= Harrison Pope =

American physician

Harrison Graham "Skip" Pope, Jr. (born 1947, in Massachusetts), is an American professor and physician, currently Professor of Psychiatry at Harvard Medical School and an attending physician at McLean Hospital. He is also the Director, Biological Psychiatry Laboratory at McLean's. According to the ISI index, he is one of the most highly cited psychiatrists of the 20th century. Pope's research focus is on substance abuse, especially anabolic steroids, marijuana, hallucinogens, and MDMA. In his book the Adonis Complex, he argues that the media fuels body image disorders for not only women but men as well. He has also written extensively about repressed memory and recovered memory controversy, arguing that repressed memory does not exist.
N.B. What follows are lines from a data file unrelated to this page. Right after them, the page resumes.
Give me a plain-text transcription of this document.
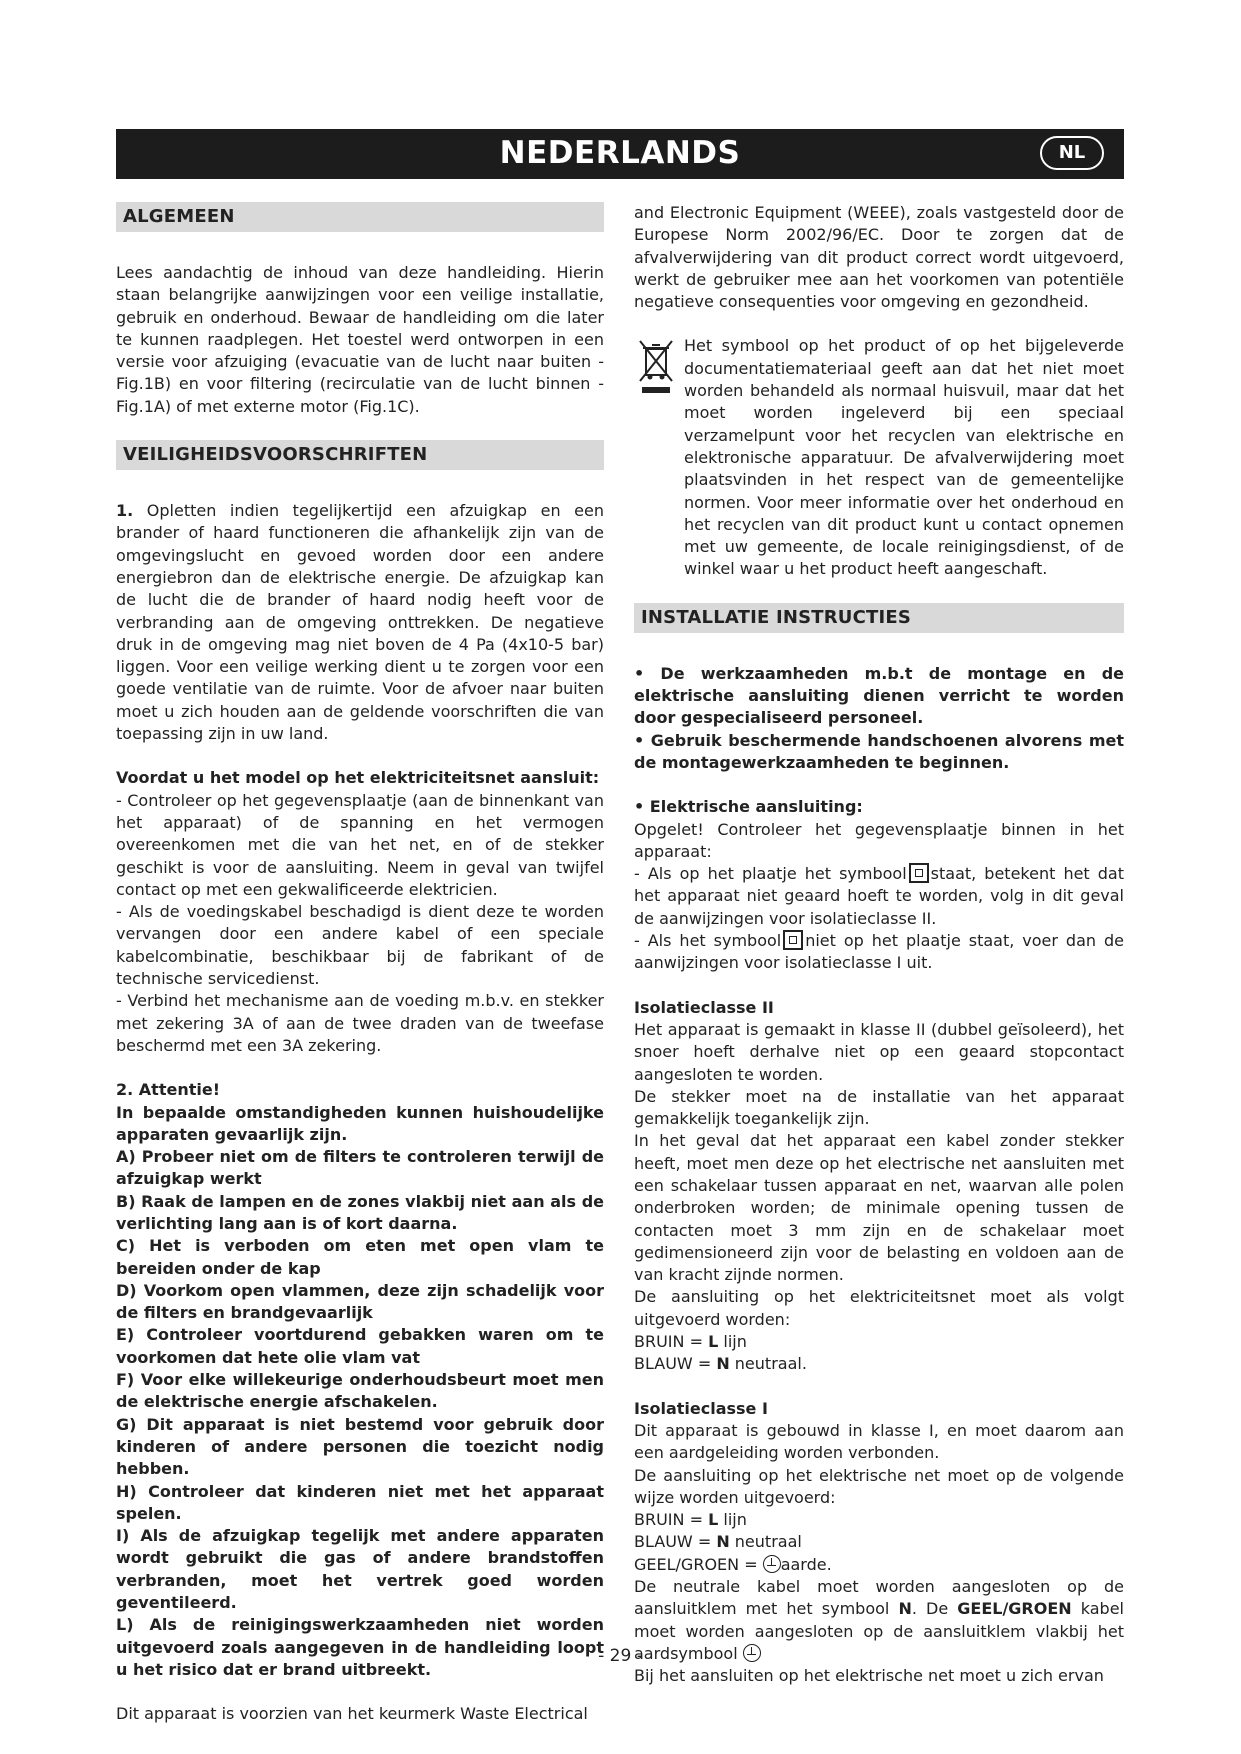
NEDERLANDS	NL
ALGEMEEN

Lees aandachtig de inhoud van deze handleiding. Hierin staan belangrijke aanwijzingen voor een veilige installatie, gebruik en onderhoud. Bewaar de handleiding om die later te kunnen raadplegen. Het toestel werd ontworpen in een versie voor afzuiging (evacuatie van de lucht naar buiten - Fig.1B) en voor filtering (recirculatie van de lucht binnen - Fig.1A) of met externe motor (Fig.1C).

VEILIGHEIDSVOORSCHRIFTEN

1. Opletten indien tegelijkertijd een afzuigkap en een brander of haard functioneren die afhankelijk zijn van de omgevingslucht en gevoed worden door een andere energiebron dan de elektrische energie. De afzuigkap kan de lucht die de brander of haard nodig heeft voor de verbranding aan de omgeving onttrekken. De negatieve druk in de omgeving mag niet boven de 4 Pa (4x10-5 bar) liggen. Voor een veilige werking dient u te zorgen voor een goede ventilatie van de ruimte. Voor de afvoer naar buiten moet u zich houden aan de geldende voorschriften die van toepassing zijn in uw land.

Voordat u het model op het elektriciteitsnet aansluit:

- Controleer op het gegevensplaatje (aan de binnenkant van het apparaat) of de spanning en het vermogen overeenkomen met die van het net, en of de stekker geschikt is voor de aansluiting. Neem in geval van twijfel contact op met een gekwalificeerde elektricien.

- Als de voedingskabel beschadigd is dient deze te worden vervangen door een andere kabel of een speciale kabelcombinatie, beschikbaar bij de fabrikant of de technische servicedienst.

- Verbind het mechanisme aan de voeding m.b.v. en stekker met zekering 3A of aan de twee draden van de tweefase beschermd met een 3A zekering.

2. Attentie!

In bepaalde omstandigheden kunnen huishoudelijke apparaten gevaarlijk zijn.

A) Probeer niet om de filters te controleren terwijl de afzuigkap werkt

B) Raak de lampen en de zones vlakbij niet aan als de verlichting lang aan is of kort daarna.

C) Het is verboden om eten met open vlam te bereiden onder de kap

D) Voorkom open vlammen, deze zijn schadelijk voor de filters en brandgevaarlijk

E) Controleer voortdurend gebakken waren om te voorkomen dat hete olie vlam vat

F) Voor elke willekeurige onderhoudsbeurt moet men de elektrische energie afschakelen.

G) Dit apparaat is niet bestemd voor gebruik door kinderen of andere personen die toezicht nodig hebben.

H) Controleer dat kinderen niet met het apparaat spelen.

I) Als de afzuigkap tegelijk met andere apparaten wordt gebruikt die gas of andere brandstoffen verbranden, moet het vertrek goed worden geventileerd.

L) Als de reinigingswerkzaamheden niet worden uitgevoerd zoals aangegeven in de handleiding loopt u het risico dat er brand uitbreekt.

Dit apparaat is voorzien van het keurmerk Waste Electrical

and Electronic Equipment (WEEE), zoals vastgesteld door de Europese Norm 2002/96/EC. Door te zorgen dat de afvalverwijdering van dit product correct wordt uitgevoerd, werkt de gebruiker mee aan het voorkomen van potentiële negatieve consequenties voor omgeving en gezondheid.

Het symbool op het product of op het bijgeleverde documentatiemateriaal geeft aan dat het niet moet worden behandeld als normaal huisvuil, maar dat het moet worden ingeleverd bij een speciaal verzamelpunt voor het recyclen van elektrische en elektronische apparatuur. De afvalverwijdering moet plaatsvinden in het respect van de gemeentelijke normen. Voor meer informatie over het onderhoud en het recyclen van dit product kunt u contact opnemen met uw gemeente, de locale reinigingsdienst, of de winkel waar u het product heeft aangeschaft.

INSTALLATIE INSTRUCTIES

• De werkzaamheden m.b.t de montage en de elektrische aansluiting dienen verricht te worden door gespecialiseerd personeel.

• Gebruik beschermende handschoenen alvorens met de montagewerkzaamheden te beginnen.

• Elektrische aansluiting:

Opgelet! Controleer het gegevensplaatje binnen in het apparaat:

- Als op het plaatje het symbool staat, betekent het dat het apparaat niet geaard hoeft te worden, volg in dit geval de aanwijzingen voor isolatieclasse II.

- Als het symbool niet op het plaatje staat, voer dan de aanwijzingen voor isolatieclasse I uit.

Isolatieclasse II

Het apparaat is gemaakt in klasse II (dubbel geïsoleerd), het snoer hoeft derhalve niet op een geaard stopcontact aangesloten te worden.

De stekker moet na de installatie van het apparaat gemakkelijk toegankelijk zijn.

In het geval dat het apparaat een kabel zonder stekker heeft, moet men deze op het electrische net aansluiten met een schakelaar tussen apparaat en net, waarvan alle polen onderbroken worden; de minimale opening tussen de contacten moet 3 mm zijn en de schakelaar moet gedimensioneerd zijn voor de belasting en voldoen aan de van kracht zijnde normen.

De aansluiting op het elektriciteitsnet moet als volgt uitgevoerd worden:

BRUIN = L lijn

BLAUW = N neutraal.

Isolatieclasse I

Dit apparaat is gebouwd in klasse I, en moet daarom aan een aardgeleiding worden verbonden.

De aansluiting op het elektrische net moet op de volgende wijze worden uitgevoerd:

BRUIN = L lijn

BLAUW = N neutraal

GEEL/GROEN = aarde.

De neutrale kabel moet worden aangesloten op de aansluitklem met het symbool N. De GEEL/GROEN kabel moet worden aangesloten op de aansluitklem vlakbij het aardsymbool

Bij het aansluiten op het elektrische net moet u zich ervan

- 29 -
Pope has been a pioneer in designing the first randomized clinical trials of several currently accepted treatments for psychiatric disorders.

== Education ==
- 1969 BA Harvard College
- 1972 MPH Harvard School of Public Health
- 1974 MD Harvard Medical School

==See also==
- Muscle dysmorphia, the trauma referred by him as "bigorexia", described in Adonis Complex

==Bibliography==
- Olivardia, R., Pope, H.G., Borowiecki, J.J., & Cohane, G.H. (2004). Biceps and body image: The relationship between muscularity and self-esteem, depression, and eating disorder symptoms. Psychology of men and masculinity, 5, 112–120.
- Pope, H.G., Phillips, K.A., & Olivardia, R. (2000). The Adonis complex: The secret crisis of male body obsession. Sydney: The Free Press.